My Input Sample content:
__DATA__
<html xmlns="http://www.w3.org/1999/xhtml" xml:lang="de" ><strong>Kerala unterscheidet</strong> smtp://suriya@edu/tester sich von anderen indischen netftp://suriya@edu Bundesstaaten: Es ist sauberer,
der;Verkehr
nichtso.chaotisch
, und Kirchen säumen die Straßen. Die Region einmalig machen aber die Backwaters <a href="http://www.cochin.org">www.cochin.org</a><link rel="stylesheet" type="text/css" href="../styles/9783734317873.css"/>
I am using [[:punct:]]
however these nodes will fetch all the occurrences in the content.

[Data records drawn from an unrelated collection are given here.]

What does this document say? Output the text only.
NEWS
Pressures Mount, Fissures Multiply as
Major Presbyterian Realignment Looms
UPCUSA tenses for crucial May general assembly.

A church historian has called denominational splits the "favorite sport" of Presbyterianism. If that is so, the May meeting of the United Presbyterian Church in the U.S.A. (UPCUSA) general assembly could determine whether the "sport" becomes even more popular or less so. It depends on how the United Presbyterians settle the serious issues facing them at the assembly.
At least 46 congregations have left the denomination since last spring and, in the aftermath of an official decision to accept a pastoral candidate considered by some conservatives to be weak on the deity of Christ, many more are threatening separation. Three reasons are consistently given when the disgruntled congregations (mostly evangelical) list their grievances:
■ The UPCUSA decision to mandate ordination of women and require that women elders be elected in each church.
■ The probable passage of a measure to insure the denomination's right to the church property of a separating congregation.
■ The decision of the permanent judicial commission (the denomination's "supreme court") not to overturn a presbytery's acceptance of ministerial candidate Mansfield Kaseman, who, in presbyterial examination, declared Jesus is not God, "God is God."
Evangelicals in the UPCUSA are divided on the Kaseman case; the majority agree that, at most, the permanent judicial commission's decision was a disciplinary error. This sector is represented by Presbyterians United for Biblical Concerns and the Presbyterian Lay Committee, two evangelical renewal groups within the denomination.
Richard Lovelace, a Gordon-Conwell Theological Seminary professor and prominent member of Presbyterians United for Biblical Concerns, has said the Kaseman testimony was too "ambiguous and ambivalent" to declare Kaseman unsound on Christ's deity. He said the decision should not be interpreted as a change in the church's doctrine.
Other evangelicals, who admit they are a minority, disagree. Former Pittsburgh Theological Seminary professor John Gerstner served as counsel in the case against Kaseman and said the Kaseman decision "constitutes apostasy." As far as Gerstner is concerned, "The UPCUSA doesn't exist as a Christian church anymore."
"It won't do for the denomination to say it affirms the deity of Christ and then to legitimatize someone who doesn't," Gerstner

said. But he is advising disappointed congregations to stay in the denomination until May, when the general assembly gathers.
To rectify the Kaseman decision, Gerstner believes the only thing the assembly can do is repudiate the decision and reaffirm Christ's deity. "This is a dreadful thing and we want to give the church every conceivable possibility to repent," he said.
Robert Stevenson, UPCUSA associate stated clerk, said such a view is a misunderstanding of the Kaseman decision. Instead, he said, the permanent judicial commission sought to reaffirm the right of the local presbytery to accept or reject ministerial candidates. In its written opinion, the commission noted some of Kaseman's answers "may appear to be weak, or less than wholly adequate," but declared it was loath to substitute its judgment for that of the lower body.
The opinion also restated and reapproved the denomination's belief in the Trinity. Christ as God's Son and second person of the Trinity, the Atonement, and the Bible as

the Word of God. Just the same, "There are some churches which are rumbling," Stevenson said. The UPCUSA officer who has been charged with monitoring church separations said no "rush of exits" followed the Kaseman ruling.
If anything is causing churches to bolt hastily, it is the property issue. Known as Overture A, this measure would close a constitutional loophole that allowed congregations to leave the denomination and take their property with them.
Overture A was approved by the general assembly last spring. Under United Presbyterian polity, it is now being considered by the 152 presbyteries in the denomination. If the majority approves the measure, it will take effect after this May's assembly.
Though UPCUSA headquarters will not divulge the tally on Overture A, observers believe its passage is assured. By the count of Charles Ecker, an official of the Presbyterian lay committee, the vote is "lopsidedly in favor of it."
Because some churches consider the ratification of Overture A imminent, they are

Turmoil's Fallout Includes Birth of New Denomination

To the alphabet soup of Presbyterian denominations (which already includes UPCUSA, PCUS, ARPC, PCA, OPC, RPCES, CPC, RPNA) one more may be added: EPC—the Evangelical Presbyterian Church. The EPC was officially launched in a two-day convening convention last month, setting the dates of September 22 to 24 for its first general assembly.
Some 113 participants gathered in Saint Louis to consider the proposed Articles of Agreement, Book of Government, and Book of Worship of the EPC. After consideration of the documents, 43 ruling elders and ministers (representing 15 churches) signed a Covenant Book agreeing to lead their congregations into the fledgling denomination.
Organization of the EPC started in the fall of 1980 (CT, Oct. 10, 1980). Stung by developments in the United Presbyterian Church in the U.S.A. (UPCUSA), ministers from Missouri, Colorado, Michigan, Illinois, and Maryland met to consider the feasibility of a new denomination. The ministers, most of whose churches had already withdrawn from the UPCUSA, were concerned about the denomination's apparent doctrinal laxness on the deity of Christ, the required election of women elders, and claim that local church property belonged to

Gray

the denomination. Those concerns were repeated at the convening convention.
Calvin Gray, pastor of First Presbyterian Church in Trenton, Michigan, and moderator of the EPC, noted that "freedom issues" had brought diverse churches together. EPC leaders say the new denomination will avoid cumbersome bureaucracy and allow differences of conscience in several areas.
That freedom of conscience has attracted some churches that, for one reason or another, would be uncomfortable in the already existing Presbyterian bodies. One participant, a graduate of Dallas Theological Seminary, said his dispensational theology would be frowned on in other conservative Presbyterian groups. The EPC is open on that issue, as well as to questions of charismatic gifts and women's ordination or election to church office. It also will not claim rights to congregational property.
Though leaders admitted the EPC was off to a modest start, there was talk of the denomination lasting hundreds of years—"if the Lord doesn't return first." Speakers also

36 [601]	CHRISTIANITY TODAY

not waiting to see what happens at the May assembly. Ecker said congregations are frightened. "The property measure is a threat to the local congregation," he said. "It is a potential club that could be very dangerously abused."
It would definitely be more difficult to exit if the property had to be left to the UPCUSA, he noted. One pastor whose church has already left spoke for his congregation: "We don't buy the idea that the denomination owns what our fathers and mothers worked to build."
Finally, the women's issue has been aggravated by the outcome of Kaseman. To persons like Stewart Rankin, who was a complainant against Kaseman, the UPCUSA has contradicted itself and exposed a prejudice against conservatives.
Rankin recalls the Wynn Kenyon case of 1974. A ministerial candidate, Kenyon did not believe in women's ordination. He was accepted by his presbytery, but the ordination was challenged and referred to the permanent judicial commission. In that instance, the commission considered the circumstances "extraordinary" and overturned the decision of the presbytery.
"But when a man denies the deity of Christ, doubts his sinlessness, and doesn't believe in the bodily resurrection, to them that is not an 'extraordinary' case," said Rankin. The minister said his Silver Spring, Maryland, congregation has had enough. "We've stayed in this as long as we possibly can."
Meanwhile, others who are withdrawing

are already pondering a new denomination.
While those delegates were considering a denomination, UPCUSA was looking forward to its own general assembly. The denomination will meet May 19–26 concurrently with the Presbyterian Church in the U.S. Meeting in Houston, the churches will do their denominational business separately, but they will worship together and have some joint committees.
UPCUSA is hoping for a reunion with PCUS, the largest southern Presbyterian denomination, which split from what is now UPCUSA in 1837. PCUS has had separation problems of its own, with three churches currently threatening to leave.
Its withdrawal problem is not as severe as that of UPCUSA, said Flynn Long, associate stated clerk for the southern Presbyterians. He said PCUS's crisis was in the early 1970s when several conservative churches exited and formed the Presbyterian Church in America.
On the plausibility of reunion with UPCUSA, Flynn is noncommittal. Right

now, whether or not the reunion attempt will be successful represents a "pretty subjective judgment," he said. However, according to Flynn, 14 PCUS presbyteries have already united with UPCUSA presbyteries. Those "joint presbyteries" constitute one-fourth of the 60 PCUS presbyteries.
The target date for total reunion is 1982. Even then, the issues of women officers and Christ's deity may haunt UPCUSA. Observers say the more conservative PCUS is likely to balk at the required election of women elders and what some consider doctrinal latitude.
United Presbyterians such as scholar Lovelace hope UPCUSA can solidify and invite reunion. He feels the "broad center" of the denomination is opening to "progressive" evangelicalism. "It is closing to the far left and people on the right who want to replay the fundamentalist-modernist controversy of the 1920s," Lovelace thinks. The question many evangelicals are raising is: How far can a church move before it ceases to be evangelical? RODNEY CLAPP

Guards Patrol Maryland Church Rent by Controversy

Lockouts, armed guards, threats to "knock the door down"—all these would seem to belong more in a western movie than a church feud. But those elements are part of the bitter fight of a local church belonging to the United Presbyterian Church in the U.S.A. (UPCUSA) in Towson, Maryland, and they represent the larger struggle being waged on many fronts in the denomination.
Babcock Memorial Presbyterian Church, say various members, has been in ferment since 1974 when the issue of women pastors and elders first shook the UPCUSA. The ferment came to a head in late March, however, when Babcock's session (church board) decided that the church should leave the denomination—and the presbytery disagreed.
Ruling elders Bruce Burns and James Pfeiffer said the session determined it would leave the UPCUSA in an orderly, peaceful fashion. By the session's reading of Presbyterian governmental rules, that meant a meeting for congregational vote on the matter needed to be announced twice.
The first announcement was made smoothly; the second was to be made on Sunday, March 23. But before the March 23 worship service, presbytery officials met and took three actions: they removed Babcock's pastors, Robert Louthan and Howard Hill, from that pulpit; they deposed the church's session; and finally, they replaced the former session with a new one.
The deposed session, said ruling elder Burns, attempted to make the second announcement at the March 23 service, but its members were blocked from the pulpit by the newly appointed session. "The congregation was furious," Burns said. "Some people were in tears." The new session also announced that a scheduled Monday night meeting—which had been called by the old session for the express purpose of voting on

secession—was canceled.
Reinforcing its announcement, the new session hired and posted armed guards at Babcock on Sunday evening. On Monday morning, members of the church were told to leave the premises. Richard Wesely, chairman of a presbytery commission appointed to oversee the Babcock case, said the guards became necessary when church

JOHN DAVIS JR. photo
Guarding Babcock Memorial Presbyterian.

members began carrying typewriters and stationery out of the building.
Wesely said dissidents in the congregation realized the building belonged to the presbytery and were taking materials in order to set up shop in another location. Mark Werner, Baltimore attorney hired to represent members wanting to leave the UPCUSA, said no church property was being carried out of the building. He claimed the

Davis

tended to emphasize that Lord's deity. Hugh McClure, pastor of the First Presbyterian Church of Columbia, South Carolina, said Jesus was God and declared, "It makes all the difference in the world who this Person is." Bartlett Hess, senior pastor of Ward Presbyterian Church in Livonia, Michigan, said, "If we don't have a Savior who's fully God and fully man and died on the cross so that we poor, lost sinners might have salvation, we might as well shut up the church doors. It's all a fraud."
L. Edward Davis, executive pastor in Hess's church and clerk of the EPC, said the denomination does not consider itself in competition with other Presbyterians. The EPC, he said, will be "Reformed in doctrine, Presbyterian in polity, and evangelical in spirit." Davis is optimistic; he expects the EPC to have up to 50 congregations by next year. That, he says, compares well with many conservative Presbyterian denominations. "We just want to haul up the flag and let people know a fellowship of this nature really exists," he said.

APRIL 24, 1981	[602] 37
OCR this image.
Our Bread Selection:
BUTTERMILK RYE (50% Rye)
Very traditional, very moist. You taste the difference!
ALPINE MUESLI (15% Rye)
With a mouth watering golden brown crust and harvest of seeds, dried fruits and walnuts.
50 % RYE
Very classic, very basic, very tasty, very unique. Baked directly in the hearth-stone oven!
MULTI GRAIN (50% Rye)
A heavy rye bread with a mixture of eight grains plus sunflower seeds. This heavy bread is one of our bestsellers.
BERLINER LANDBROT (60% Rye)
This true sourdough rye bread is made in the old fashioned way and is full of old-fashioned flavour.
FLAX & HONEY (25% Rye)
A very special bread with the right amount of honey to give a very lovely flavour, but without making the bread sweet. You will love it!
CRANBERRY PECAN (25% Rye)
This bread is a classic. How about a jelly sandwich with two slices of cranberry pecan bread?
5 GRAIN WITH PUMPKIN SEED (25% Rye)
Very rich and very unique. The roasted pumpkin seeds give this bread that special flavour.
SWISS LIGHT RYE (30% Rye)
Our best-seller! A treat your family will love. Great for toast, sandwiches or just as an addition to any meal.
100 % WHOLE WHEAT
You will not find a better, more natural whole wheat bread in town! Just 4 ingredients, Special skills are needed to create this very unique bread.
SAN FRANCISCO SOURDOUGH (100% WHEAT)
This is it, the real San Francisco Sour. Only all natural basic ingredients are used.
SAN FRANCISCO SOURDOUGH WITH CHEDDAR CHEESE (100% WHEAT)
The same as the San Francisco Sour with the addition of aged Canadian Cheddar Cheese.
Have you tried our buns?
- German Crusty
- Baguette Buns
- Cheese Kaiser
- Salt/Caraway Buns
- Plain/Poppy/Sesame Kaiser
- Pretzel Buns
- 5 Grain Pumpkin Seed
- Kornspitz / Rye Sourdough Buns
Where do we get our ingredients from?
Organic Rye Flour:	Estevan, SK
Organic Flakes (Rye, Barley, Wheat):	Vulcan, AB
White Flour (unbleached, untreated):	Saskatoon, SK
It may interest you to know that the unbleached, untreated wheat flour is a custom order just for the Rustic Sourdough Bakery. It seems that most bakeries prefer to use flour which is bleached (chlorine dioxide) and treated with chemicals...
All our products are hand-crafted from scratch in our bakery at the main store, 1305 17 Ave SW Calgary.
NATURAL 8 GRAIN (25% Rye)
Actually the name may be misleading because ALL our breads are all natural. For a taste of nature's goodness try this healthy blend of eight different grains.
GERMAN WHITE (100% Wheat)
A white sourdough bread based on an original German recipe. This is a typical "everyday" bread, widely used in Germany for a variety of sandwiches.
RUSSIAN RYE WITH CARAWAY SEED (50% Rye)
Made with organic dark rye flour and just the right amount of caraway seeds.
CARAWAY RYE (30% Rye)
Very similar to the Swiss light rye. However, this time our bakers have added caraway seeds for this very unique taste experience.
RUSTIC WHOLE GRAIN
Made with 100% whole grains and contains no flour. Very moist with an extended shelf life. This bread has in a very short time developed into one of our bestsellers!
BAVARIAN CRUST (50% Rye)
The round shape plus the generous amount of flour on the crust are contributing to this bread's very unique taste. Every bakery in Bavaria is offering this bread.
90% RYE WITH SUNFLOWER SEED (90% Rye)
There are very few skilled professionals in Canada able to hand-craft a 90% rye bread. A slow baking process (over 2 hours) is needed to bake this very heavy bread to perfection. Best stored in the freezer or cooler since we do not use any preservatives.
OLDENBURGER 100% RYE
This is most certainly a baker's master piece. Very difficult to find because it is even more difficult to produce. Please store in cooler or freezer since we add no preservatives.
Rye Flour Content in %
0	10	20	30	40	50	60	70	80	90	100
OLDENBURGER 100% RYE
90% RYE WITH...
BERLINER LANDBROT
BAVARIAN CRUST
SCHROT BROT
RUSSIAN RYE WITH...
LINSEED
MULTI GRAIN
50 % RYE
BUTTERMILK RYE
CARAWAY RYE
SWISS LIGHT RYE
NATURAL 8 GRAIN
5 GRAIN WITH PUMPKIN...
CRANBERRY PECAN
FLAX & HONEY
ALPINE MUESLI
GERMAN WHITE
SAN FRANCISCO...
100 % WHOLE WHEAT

my $text = do { local $/; <DATA> };
while($text=~m/(.){5}[[:punct:]](.){10}/g)
{
print "L: $&\n";
}
Output
k rel="styleshee
type="text/css"
href="../styles
g src="../images
17873_140_1.jpg"
alt="image" cla
s nat&x00FC;rlic
xmlns="http://ww
3.org/1999/xhtml
" xml:lang="de"
ioses:Zeugnis na
x00FC;rlicher Pe
ugnis.nat&x00FC;
But I need to omit the punctuation in the element attributes and on their values. How can I list the punctuation's which is available in the content.
To be avoided : www.w3.org
and "../styles/97
Needs to be find: der;Verkeh
and so.chaotisch
Question Updated:
Do not remove any content or html elements to get the punctuation's in the string Since we need to get the exact line number and exact column number. If we removed the html elements column number must be changed.
Could someone help me on this one.